Being empathic may be a roller coaster of emotions, and others junky feelings but it's an amazing gift that many don't embrace. There is no Hogwarts School of Witchcraft and Wizardry, so empathy may be difficult to understand. Specially since all these mental diagnosis and western medical practices pretty much opose to having extraordinary senses like empathy. Far from the truth in most cases, people naturally label themself as schizophrenic, or bipolar.
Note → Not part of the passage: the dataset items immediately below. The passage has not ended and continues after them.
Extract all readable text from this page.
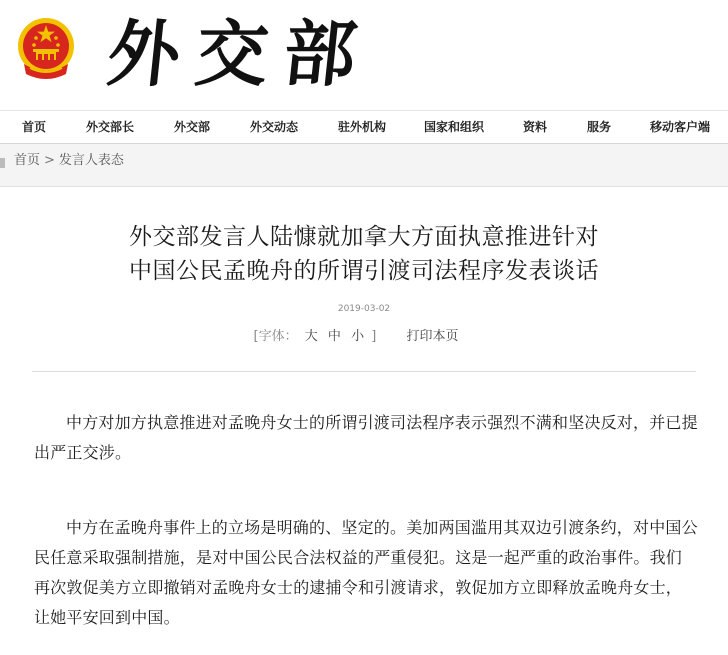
外交部
首页	外交部长	外交部	外交动态	驻外机构	国家和组织	资料	服务	移动客户端
首页 > 发言人表态
外交部发言人陆慷就加拿大方面执意推进针对
中国公民孟晚舟的所谓引渡司法程序发表谈话
2019-03-02
[字体： 大 中 小 ] 打印本页

中方对加方执意推进对孟晚舟女士的所谓引渡司法程序表示强烈不满和坚决反对，并已提出严正交涉。

中方在孟晚舟事件上的立场是明确的、坚定的。美加两国滥用其双边引渡条约，对中国公民任意采取强制措施，是对中国公民合法权益的严重侵犯。这是一起严重的政治事件。我们再次敦促美方立即撤销对孟晚舟女士的逮捕令和引渡请求，敦促加方立即释放孟晚舟女士，让她平安回到中国。
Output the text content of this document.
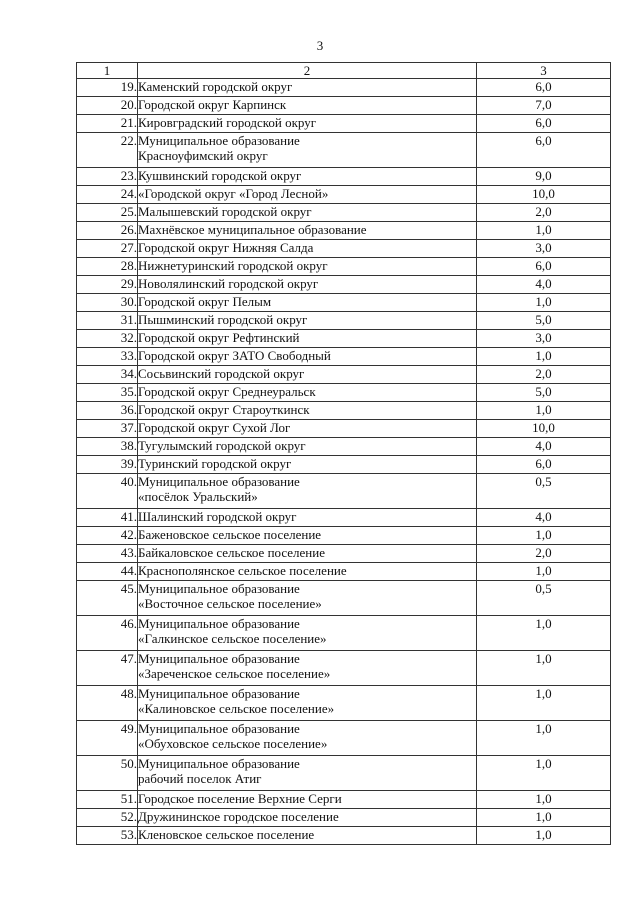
3
1	2	3
19.	Каменский городской округ	6,0
20.	Городской округ Карпинск	7,0
21.	Кировградский городской округ	6,0
22.	Муниципальное образование
Красноуфимский округ	6,0
23.	Кушвинский городской округ	9,0
24.	«Городской округ «Город Лесной»	10,0
25.	Малышевский городской округ	2,0
26.	Махнёвское муниципальное образование	1,0
27.	Городской округ Нижняя Салда	3,0
28.	Нижнетуринский городской округ	6,0
29.	Новолялинский городской округ	4,0
30.	Городской округ Пелым	1,0
31.	Пышминский городской округ	5,0
32.	Городской округ Рефтинский	3,0
33.	Городской округ ЗАТО Свободный	1,0
34.	Сосьвинский городской округ	2,0
35.	Городской округ Среднеуральск	5,0
36.	Городской округ Староуткинск	1,0
37.	Городской округ Сухой Лог	10,0
38.	Тугулымский городской округ	4,0
39.	Туринский городской округ	6,0
40.	Муниципальное образование
«посёлок Уральский»	0,5
41.	Шалинский городской округ	4,0
42.	Баженовское сельское поселение	1,0
43.	Байкаловское сельское поселение	2,0
44.	Краснополянское сельское поселение	1,0
45.	Муниципальное образование
«Восточное сельское поселение»	0,5
46.	Муниципальное образование
«Галкинское сельское поселение»	1,0
47.	Муниципальное образование
«Зареченское сельское поселение»	1,0
48.	Муниципальное образование
«Калиновское сельское поселение»	1,0
49.	Муниципальное образование
«Обуховское сельское поселение»	1,0
50.	Муниципальное образование
рабочий поселок Атиг	1,0
51.	Городское поселение Верхние Серги	1,0
52.	Дружининское городское поселение	1,0
53.	Кленовское сельское поселение	1,0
Fortunately, the new age movement is happening and spirituality is being explored more. Scientist are starting to explore these gifts, and more people are identifying themselves as an empath. As a mother to two lovely sensitive children, I encourage them to be who they are. I teach them to love themselves and to embrace not being different but extraordinary. If you identify with being an empath, there is nothing wrong with you! You are extraordinary! Explore your gift and have fun getting to know your authentic self. Look for groups online or in person that are new age or open to spirituality. Search meet up groups near your city and explore this gift, you'd be surprised of how many can relate to what you're experiencing!